Strabag-Aktie: Störende Bürokratie!
Der österreichische Baukonzern Strabag sprach schon des Öfteren darüber, welche Chancen sich in europäischen Infrasturkturvorhaben noch verbergen. Doch spürbaren Fortschritten steht wohl des Öfteren die Bürokratie im Weg. Daher spricht sich Strabag auch offen für einen Bürokratieabbau aus und widmete diesem Thema eine ausführliche Anzeige im "Handelsblatt".
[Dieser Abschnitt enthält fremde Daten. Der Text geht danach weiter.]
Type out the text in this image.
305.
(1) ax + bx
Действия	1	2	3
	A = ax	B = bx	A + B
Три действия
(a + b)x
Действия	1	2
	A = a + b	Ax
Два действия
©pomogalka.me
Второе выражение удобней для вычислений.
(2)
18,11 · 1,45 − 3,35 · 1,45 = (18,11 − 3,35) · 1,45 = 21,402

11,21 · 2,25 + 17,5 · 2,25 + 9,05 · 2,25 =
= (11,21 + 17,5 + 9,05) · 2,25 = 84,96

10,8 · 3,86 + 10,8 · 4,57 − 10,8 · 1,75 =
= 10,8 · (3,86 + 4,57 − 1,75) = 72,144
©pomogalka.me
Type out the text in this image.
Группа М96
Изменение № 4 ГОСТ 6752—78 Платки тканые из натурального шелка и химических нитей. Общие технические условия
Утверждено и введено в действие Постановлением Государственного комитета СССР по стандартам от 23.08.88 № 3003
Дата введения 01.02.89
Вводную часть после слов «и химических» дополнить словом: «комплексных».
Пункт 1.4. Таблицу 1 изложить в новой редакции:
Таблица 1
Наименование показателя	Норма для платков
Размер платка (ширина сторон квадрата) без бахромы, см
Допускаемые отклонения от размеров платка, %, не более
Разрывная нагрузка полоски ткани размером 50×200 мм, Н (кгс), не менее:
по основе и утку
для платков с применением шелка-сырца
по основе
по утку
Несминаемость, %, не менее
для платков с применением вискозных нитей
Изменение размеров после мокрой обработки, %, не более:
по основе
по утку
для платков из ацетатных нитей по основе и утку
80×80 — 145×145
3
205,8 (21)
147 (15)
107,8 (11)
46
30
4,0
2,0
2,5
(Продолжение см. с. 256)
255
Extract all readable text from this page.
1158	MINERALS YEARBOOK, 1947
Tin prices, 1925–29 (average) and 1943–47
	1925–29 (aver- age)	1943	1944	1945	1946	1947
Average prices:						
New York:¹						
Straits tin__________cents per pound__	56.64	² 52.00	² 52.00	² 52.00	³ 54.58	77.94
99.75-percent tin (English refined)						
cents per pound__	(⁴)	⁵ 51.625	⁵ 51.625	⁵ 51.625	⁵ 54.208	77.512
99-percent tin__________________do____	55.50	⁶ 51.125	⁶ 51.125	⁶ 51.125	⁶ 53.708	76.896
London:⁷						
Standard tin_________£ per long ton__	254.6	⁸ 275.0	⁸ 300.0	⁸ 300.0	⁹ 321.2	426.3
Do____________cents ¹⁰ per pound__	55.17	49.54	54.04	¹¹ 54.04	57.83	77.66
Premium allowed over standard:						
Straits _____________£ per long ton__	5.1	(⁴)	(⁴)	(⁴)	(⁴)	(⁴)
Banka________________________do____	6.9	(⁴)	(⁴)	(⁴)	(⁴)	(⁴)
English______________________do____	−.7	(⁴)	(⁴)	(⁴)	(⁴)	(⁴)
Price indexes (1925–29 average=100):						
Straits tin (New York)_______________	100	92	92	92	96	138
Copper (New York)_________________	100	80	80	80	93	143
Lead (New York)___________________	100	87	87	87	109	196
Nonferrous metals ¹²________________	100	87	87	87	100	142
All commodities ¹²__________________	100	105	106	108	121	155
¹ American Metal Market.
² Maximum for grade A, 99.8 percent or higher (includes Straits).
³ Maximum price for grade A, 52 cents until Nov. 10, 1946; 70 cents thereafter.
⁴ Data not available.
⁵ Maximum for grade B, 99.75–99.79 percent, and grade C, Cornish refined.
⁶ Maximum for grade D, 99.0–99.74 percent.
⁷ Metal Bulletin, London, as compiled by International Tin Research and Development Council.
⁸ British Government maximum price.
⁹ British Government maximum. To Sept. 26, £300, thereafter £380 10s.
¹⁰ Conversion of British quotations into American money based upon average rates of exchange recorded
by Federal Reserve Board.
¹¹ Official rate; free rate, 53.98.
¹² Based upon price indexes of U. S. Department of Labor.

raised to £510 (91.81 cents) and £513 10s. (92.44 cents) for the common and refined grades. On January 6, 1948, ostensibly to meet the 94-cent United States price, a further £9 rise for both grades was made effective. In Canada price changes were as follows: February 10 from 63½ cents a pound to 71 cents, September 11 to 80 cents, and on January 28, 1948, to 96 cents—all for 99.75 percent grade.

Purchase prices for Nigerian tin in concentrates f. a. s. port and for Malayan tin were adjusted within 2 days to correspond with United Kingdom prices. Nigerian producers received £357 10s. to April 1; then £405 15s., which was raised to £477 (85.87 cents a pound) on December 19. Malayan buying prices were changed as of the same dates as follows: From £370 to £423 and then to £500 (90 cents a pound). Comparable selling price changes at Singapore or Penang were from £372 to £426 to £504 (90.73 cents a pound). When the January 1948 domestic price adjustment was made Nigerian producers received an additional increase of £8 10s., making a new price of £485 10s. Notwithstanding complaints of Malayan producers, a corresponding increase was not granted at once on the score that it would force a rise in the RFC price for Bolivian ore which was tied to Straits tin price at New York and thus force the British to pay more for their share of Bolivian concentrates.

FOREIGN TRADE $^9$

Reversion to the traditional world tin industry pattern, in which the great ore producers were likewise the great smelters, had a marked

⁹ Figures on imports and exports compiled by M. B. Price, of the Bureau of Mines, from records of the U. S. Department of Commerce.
Dort spricht der Konzern unter anderem davon, dass allein in Deutschland rund 18.000 Brücken sanierungsbedürftig seien. Geld scheint bereits vorhanden zu sein. Ein Sondervermögen von 500 Milliarden Euro soll bis zum Jahr 2036 die Infrastruktur wieder auf Vordermann bringen. Strabag mahnt jedoch, dass Geld allein noch keine Projekte beschleunige.
Strabag hat schon Ideen
Als hinderlich werden bei Strabag unter anderem komplizierte und langwierige Ausschreibungsverfahren angesehen. Es brauche pragmatischere Ansätze, um Innovationen nicht länger auszubremsen. Das Unternehmen hat auch bereits ein paar Ideen, darunter Paket-Ausschreibungen sowie funktionale Ausschreibungen, bei denen einzig der Zweck eines Bauwerks, nicht aber die Umsetzung im Detail fest vorgegeben wird.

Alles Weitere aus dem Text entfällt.